Lactose intolerance, can you tolerate cheese and yogurt?
People with lactose intolerance experience digestive problems when they eat milk, which can have a negative effect on quality of life. In fact, it is thought to affect around 75% of the world's population. The following article tells us how about lactose intolerance? Is cheese tolerable or not?
Lactose or milk sugar is a disaccharide composed of glucose and galactose. It is found only in the milk of mammals and is the main carbohydrate found in milk and other dairy products.
People who are lactose intolerant cannot fully digest the sugar (lactose) in milk. As a result, they experience gas and bloating after eating or drinking dairy products. This condition, also known as lactose malabsorption, is usually harmless, but its symptoms can be bothersome.
Too little enzyme made in the small intestine (lactase) often causes lactose intolerance. You can have low lactose and still be able to digest dairy products. But if your levels are too low, you will become lactose intolerant, leading to symptoms after you eat or drink milk.
Most people with lactose intolerance can manage the condition without having to give up all dairy foods.
2. What is lactose intolerance?
The term used to describe lactose intolerance is defined below:
Lactose is the main carbohydrate in dairy products and consists of a disaccharide consisting of glucose and galactose. Lactase is an enzyme located in the small intestine that hydrolyzes lactose into its components: glucose and galactose. Lactase deficiency or absence of lactase is a condition in which lactase activity is decreased in the small intestine. Lactose dyspepsia is caused by a deficiency or non-existence of lactase. Lactose cannot be completely hydrolyzed and absorbed into the circulatory system from the small intestine but enters the large intestine.
3. Causes of lactose intolerance
Lactose intolerance occurs when your small intestine does not produce enough enzyme (lactase) to digest milk sugar (lactose). Normally, lactase turns lactose into two simple sugars - glucose and galactose - that are absorbed into the bloodstream through the lining of the intestines.

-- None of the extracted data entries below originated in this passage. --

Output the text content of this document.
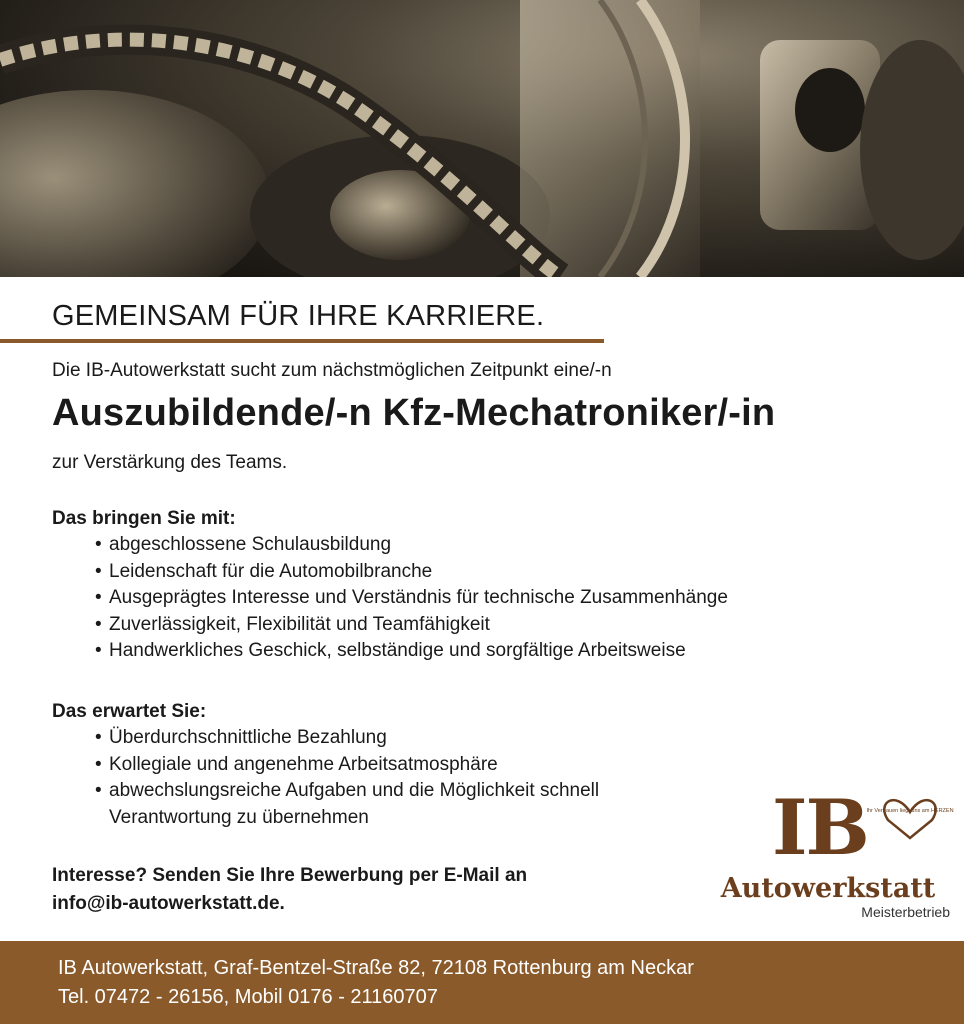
GEMEINSAM FÜR IHRE KARRIERE.
Die IB-Autowerkstatt sucht zum nächstmöglichen Zeitpunkt eine/-n
Auszubildende/-n Kfz-Mechatroniker/-in
zur Verstärkung des Teams.
Das bringen Sie mit:
• abgeschlossene Schulausbildung
• Leidenschaft für die Automobilbranche
• Ausgeprägtes Interesse und Verständnis für technische Zusammenhänge
• Zuverlässigkeit, Flexibilität und Teamfähigkeit
• Handwerkliches Geschick, selbständige und sorgfältige Arbeitsweise
Das erwartet Sie:
• Überdurchschnittliche Bezahlung
• Kollegiale und angenehme Arbeitsatmosphäre
• abwechslungsreiche Aufgaben und die Möglichkeit schnell Verantwortung zu übernehmen
Interesse? Senden Sie Ihre Bewerbung per E-Mail an
info@ib-autowerkstatt.de.
IB
Ihr Vertrauen liegt uns am HERZEN
Autowerkstatt
Meisterbetrieb
IB Autowerkstatt, Graf-Bentzel-Straße 82, 72108 Rottenburg am Neckar
Tel. 07472 - 26156, Mobil 0176 - 21160707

If you have a lactase deficiency, the lactose in your food moves into the colon instead of being processed and absorbed. In the colon, bacteria normally interact with the undigested lactose sugar, causing the signs and symptoms of lactose intolerance.
There are three types of lactose intolerance. Different factors cause lactase deficiency in each type:
3.1. Major lactose intolerance
When children replace milk with other foods, the amount of lactase they produce is often reduced, but is usually still high enough to digest the amount of milk in the typical adult diet. In people with primary lactose intolerance, lactase production declines sharply in adulthood, making dairy products difficult to digest.
3.2. Secondary lactose intolerance
Treating the underlying disorder can restore lactase levels and improve signs and symptoms, although it may take time.
3.3. Congenital or developmental lactose intolerance
4. Symptoms of lactose intolerance
Diarrhea Nausea and sometimes vomiting Stomach cramps Enlargement Gas in the abdomen Some people even feel the need to go to the bathroom, nausea, vomiting, abdominal pain lower and sometimes constipated.
Diarrhea occurs because lactose is not digested in the small intestine, causing it to move into your digestive tract.
Once it reaches the colon, lactose is fermented by bacteria in your intestines, forming short-chain fatty acids and gases. This causes bloating, gas, and pain.
The severity of symptoms can vary, depending on how much lactose you can tolerate and how much you have eaten
5. People who are lactose intolerant may be able to eat some milk
All dairy foods contain lactose, but this does not mean that they are completely off-limits for people with lactose intolerance.
Most babies who are lactose intolerant can tolerate small amounts of lactose. For example, some people can tolerate a small amount of milk in tea but cannot tolerate the amount you get from a bowl of cereal.
Some milks are also naturally low in lactose when eaten in their usual serving sizes. For example, butter contains only 0.1 grams of lactose per 20 grams.
Some cheeses also have less than 1 gram of lactose per serving. Interestingly, eating yogurt tends to cause fewer symptoms in people with lactose intolerance compared with other types of milk.
6. Treatment of lactose intolerance
6.1. Enzyme Supplement
However, the effectiveness of these products seems to vary from person to person. Lactase enzyme supplements can be very effective for some people.
6.2. Exposure to lactose
To date, studies on this are few and far between, but early studies have shown some positive results. In one small study, nine people with lactose intolerance tripled their lactase production 16 days after consuming lactose.
6.3. Take Probiotics and Prebiotics
Prebiotics are fibers that serve as food for these bacteria. They provide the beneficial bacteria you already have in your gut, so they thrive.
Some probiotics and prebiotics may be more effective than others for people with lactose intolerance.